Francisco Kjolseth | Tribune file photo Salt Lake City requires residents to pay $2 and register their bikes, but Mayor Jackie Biskupski wants to stop charging people.

Salt Lake City is poised to end a fee on a required license that you might never have known you needed — the one for your bicycle.

A proposed change would end the requirement that retailers selling bikes fill out licensing forms in triplicate and return them to the Police Department. Instead, retailers and residents would be able license bicycles online, free of charge.

Eliminating the $2 registration fee “encourages more people to license their bicycles and makes it much more likely their bikes can be returned if they are ever stolen,” Mayor Jackie Biskupski said in a news release about the proposed change.

State law requires all counties and cities to have bicycle licensing procedures. A related change the city has proposed would remove a requirement that bicycles be inspected, although another existing law would still let a police officer stop a rider for an inspection if the officer thinks the bike is unsafe or “poorly equipped.”

Licensing helps police identify stolen and lost bicycles so they can reunite them with their owners. The current paperwork-heavy process is “cumbersome and antiquated” and “discourages licensing and registration by both bicycle dealers and bicycle owners,” Police Chief Mike Brown wrote in a memo to the City Council.

Under the new procedure, “You can do it at a bike shop. You can do it on your smartphone,” Brown told the City Council in a briefing Tuesday. “You can even snap a picture of your bike.” The online form, when created, would be available on the Police Department’s website.

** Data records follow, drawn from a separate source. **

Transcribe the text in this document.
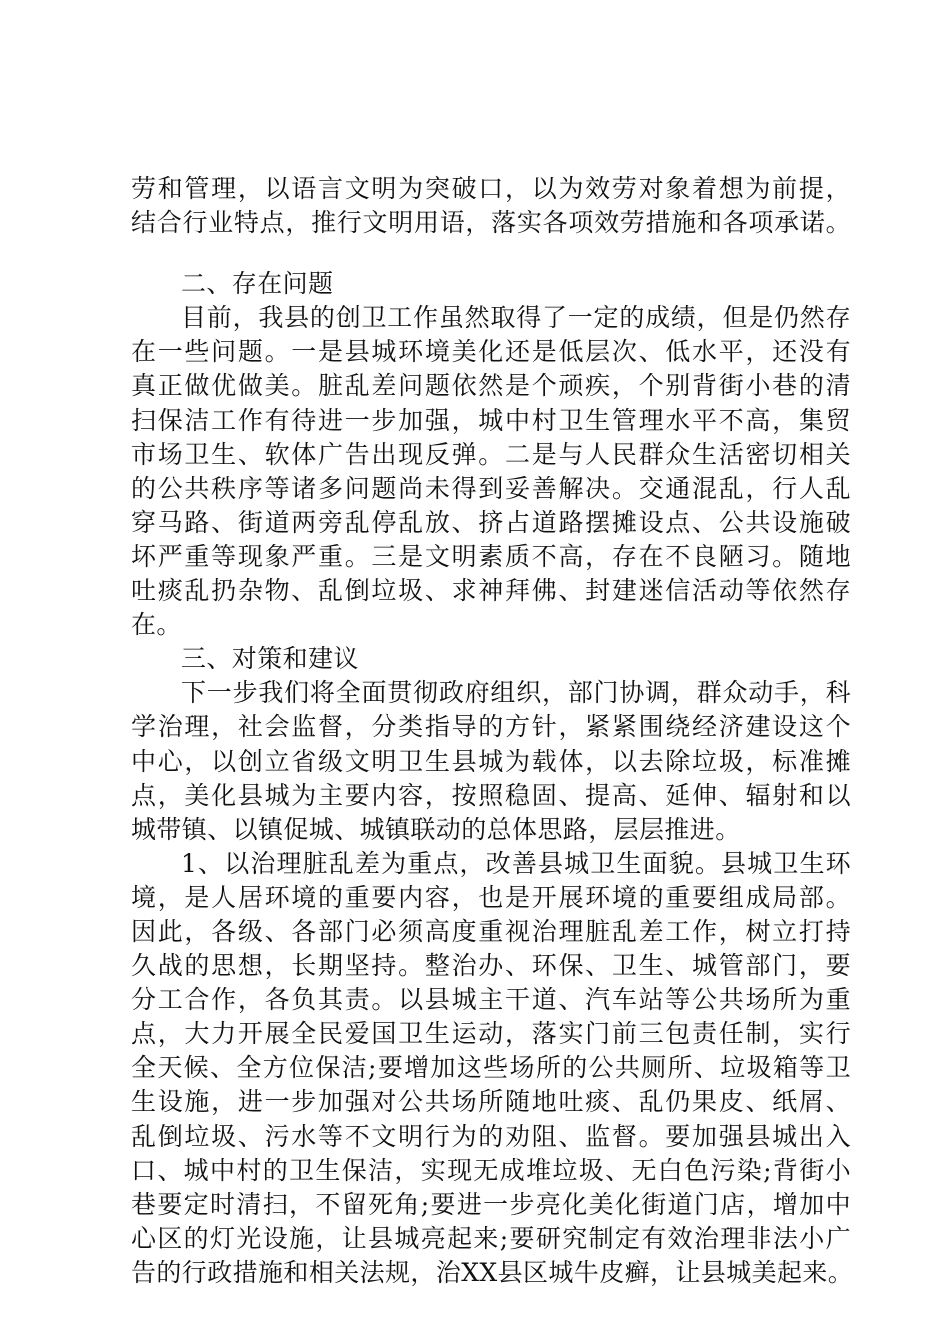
劳和管理，以语言文明为突破口，以为效劳对象着想为前提，
结合行业特点，推行文明用语，落实各项效劳措施和各项承诺。
二、存在问题
目前，我县的创卫工作虽然取得了一定的成绩，但是仍然存
在一些问题。一是县城环境美化还是低层次、低水平，还没有
真正做优做美。脏乱差问题依然是个顽疾，个别背街小巷的清
扫保洁工作有待进一步加强，城中村卫生管理水平不高，集贸
市场卫生、软体广告出现反弹。二是与人民群众生活密切相关
的公共秩序等诸多问题尚未得到妥善解决。交通混乱，行人乱
穿马路、街道两旁乱停乱放、挤占道路摆摊设点、公共设施破
坏严重等现象严重。三是文明素质不高，存在不良陋习。随地
吐痰乱扔杂物、乱倒垃圾、求神拜佛、封建迷信活动等依然存
在。
三、对策和建议
下一步我们将全面贯彻政府组织，部门协调，群众动手，科
学治理，社会监督，分类指导的方针，紧紧围绕经济建设这个
中心，以创立省级文明卫生县城为载体，以去除垃圾，标准摊
点，美化县城为主要内容，按照稳固、提高、延伸、辐射和以
城带镇、以镇促城、城镇联动的总体思路，层层推进。
1、以治理脏乱差为重点，改善县城卫生面貌。县城卫生环
境，是人居环境的重要内容，也是开展环境的重要组成局部。
因此，各级、各部门必须高度重视治理脏乱差工作，树立打持
久战的思想，长期坚持。整治办、环保、卫生、城管部门，要
分工合作，各负其责。以县城主干道、汽车站等公共场所为重
点，大力开展全民爱国卫生运动，落实门前三包责任制，实行
全天候、全方位保洁;要增加这些场所的公共厕所、垃圾箱等卫
生设施，进一步加强对公共场所随地吐痰、乱仍果皮、纸屑、
乱倒垃圾、污水等不文明行为的劝阻、监督。要加强县城出入
口、城中村的卫生保洁，实现无成堆垃圾、无白色污染;背街小
巷要定时清扫，不留死角;要进一步亮化美化街道门店，增加中
心区的灯光设施，让县城亮起来;要研究制定有效治理非法小广
告的行政措施和相关法规，治XX县区城牛皮癣，让县城美起来。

“I think this would be a huge step forward in technology,” Brown added. “Salt Lake City wants to be a bike-friendly city. This would really help.”

Revenue from bike licensing fees is small, about $2,600 annually from registering about 1,300 bikes. In 2017, city police reported 1,194 bike thefts and 212 abandoned bikes.

Of the more than 1,400 stolen or abandoned bikes, 83 were returned to their owners. The department donates 300 to 400 bicycles a year, largely because it can’t track down owners.

The evidence storage facility “looks like a bike warehouse,” Councilman Charlie Luke said. “There are so many bicycles down there that are unidentified.”

The proposal found unanimous favor with the council, which may vote on it formally in two weeks.

The current system “is ridiculous,” Councilman Andrew Johnston said.